Dans un contexte d'abstention massive, maintien des Républicains et du PS, plusieurs grandes villes remportées par les Verts
Au-delà de ce qui apparaît comme l’information la plus spectaculaire de ce second tour – la victoire des Verts dans plus d’une demi-douzaine de grandes villes –, il est difficile de dégager des enseignements clairs de ce scrutin : alors que gauche et droite revendiquent, chacun à leur manière, une forme de victoire, c’est avant tout l’abstention qui a marqué des points. Le parti présidentiel, quant à lui, subit une lourde défaite.
L’abstention grande gagnante
Si, à l’heure où nous écrivons, les chiffres officiels du ministère de l’Intérieur ne sont pas encore consolidés, toutes les estimations montrent que l’abstention aura atteint, hier, environ 60 %. Le chiffre est cruel : c’est l’inverse de ce qui s’est passé en 2014, élection lors de laquelle ce chiffre de 60 % était celui… de la participation.
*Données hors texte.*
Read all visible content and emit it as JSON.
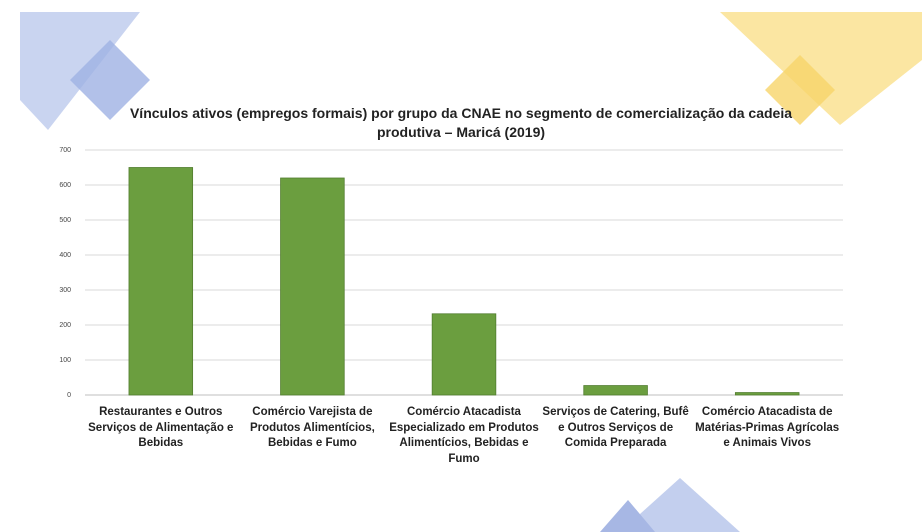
{
  "chart_data": {
    "type": "bar",
    "title": "Vínculos ativos (empregos formais) por grupo da CNAE no segmento de comercialização da cadeia produtiva – Maricá (2019)",
    "categories": [
      "Restaurantes e Outros Serviços de Alimentação e Bebidas",
      "Comércio Varejista de Produtos Alimentícios, Bebidas e Fumo",
      "Comércio Atacadista Especializado em Produtos Alimentícios, Bebidas e Fumo",
      "Serviços de Catering, Bufê e Outros Serviços de Comida Preparada",
      "Comércio Atacadista de Matérias-Primas Agrícolas e Animais Vivos"
    ],
    "values": [
      650,
      620,
      232,
      27,
      7
    ],
    "color": "#6b9e3f",
    "ylim": [
      0,
      700
    ],
    "yticks": [
      0,
      100,
      200,
      300,
      400,
      500,
      600,
      700
    ],
    "grid": true
  }
}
La participation, hier, a été plus faible encore qu’au premier tour du 15 mars (44,6 %), en pleine montée de l’épidémie.
Pour mesurer l’ampleur du phénomène abstentionniste, un bon indicateur est de regarder les résultats en pourcentage des inscrits et non des exprimés. Cela relativise les résultats des candidats même les plus confortablement élus. Le socialiste Stéphane Le Foll, très large vainqueur au Mans avec 63 % des exprimés, ne recueille ainsi que moins de 16 % des inscrits. Le Républicain Christian Estrosi, à Nice, l’emporte certes avec 59,3 % des votants, mais seulement 15,8 % des inscrits.
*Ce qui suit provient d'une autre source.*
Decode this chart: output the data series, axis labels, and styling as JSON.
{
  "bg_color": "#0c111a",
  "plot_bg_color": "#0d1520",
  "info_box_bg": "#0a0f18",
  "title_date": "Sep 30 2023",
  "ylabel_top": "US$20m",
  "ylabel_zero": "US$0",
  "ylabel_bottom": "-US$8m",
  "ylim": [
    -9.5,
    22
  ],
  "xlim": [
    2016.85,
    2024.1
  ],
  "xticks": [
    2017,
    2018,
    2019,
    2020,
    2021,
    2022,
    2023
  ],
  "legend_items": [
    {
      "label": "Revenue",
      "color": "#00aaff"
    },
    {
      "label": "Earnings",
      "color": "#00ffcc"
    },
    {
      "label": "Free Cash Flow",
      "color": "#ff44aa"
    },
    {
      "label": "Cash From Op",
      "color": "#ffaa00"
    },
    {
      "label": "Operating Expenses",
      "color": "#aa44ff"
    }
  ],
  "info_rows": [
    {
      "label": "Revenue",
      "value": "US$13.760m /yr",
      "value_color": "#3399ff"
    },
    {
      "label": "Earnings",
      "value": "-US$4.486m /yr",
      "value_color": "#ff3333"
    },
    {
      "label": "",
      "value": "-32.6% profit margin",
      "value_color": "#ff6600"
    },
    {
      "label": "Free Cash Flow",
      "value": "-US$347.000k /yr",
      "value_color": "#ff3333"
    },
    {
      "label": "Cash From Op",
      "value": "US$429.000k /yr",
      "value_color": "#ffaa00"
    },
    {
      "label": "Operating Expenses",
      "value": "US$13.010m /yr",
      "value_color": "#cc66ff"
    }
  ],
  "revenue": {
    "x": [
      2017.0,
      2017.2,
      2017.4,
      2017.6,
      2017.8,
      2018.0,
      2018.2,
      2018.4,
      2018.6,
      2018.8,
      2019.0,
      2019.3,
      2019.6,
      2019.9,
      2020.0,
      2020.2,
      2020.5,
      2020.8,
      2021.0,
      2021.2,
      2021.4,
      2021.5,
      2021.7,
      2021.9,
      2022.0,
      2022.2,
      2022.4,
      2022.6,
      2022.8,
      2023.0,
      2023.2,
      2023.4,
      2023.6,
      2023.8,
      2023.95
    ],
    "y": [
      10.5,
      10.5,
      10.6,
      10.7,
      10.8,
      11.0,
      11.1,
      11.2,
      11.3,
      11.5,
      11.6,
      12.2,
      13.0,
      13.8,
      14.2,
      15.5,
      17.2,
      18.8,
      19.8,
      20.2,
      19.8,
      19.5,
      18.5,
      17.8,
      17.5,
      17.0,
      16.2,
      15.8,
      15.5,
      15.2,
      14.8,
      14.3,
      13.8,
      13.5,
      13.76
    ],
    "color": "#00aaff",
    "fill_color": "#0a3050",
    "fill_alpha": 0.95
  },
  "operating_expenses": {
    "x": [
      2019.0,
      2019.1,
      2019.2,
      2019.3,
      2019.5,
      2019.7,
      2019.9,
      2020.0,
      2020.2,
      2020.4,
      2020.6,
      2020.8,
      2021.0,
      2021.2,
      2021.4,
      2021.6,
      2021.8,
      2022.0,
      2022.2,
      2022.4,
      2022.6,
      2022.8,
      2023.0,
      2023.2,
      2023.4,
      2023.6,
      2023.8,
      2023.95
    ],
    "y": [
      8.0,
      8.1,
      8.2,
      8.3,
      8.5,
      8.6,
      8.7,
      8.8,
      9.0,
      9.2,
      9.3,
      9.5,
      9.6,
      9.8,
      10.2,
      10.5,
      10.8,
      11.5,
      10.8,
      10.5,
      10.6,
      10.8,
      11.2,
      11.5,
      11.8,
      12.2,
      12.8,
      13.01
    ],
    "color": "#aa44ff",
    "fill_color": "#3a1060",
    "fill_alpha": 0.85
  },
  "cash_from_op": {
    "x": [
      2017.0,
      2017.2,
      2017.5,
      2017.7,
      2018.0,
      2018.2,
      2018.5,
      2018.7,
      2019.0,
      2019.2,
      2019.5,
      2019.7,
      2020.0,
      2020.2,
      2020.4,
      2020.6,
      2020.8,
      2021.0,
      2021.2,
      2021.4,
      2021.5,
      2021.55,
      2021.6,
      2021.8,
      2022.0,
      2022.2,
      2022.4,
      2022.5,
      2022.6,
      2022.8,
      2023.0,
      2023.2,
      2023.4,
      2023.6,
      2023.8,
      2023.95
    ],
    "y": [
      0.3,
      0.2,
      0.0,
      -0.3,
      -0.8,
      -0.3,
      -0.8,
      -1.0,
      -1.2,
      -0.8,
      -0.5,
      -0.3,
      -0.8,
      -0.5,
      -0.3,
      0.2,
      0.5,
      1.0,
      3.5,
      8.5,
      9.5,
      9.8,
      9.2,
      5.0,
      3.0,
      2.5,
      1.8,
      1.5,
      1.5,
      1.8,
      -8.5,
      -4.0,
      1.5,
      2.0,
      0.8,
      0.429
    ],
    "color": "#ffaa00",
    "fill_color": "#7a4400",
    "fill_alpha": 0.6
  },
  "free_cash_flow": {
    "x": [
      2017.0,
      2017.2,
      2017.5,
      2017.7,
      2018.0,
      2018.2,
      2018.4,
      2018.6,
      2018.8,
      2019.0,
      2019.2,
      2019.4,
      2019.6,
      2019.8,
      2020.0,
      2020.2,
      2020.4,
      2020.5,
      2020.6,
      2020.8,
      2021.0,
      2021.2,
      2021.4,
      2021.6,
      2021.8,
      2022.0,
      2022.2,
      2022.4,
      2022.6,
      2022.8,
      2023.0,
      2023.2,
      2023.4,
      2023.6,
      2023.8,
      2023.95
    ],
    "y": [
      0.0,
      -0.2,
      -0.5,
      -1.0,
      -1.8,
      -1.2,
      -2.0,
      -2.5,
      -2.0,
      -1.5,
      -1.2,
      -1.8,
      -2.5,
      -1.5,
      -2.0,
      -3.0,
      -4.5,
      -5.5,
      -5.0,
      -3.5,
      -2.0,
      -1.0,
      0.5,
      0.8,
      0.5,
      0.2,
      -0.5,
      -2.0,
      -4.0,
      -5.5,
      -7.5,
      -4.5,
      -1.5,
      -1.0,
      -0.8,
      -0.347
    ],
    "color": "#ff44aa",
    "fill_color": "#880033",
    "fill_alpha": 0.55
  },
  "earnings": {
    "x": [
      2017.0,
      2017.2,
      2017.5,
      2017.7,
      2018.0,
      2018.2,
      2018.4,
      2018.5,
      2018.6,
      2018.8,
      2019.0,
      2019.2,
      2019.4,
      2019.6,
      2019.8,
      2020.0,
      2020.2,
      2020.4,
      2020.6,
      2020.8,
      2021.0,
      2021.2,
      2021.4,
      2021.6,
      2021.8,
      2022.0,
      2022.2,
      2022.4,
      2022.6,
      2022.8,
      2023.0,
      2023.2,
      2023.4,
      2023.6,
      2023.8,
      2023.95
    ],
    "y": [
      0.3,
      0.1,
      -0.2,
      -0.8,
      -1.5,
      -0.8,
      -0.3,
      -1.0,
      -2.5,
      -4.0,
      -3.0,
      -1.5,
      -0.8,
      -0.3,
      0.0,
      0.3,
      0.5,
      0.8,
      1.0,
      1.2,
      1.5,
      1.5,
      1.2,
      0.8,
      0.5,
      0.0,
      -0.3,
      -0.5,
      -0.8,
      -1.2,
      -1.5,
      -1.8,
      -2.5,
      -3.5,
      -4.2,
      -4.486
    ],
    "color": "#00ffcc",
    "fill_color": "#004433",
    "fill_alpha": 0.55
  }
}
Fatalement, pour les candidats élus moins largement, le constat est encore plus net : Martine Aubry, dont la liste a remporté d’extrême justesse le second tour à Lille, a recueilli 12,3 % des voix des inscrits (40 % des exprimés). Même les victoires politiquement importantes des écologistes dans plusieurs grandes villes doivent être relativisées : Jeanne Barseghian remporte Strasbourg avec 15 % des voix des inscrits, Pierre Hurmic, Bordeaux, avec 17,5 % de ceux-ci.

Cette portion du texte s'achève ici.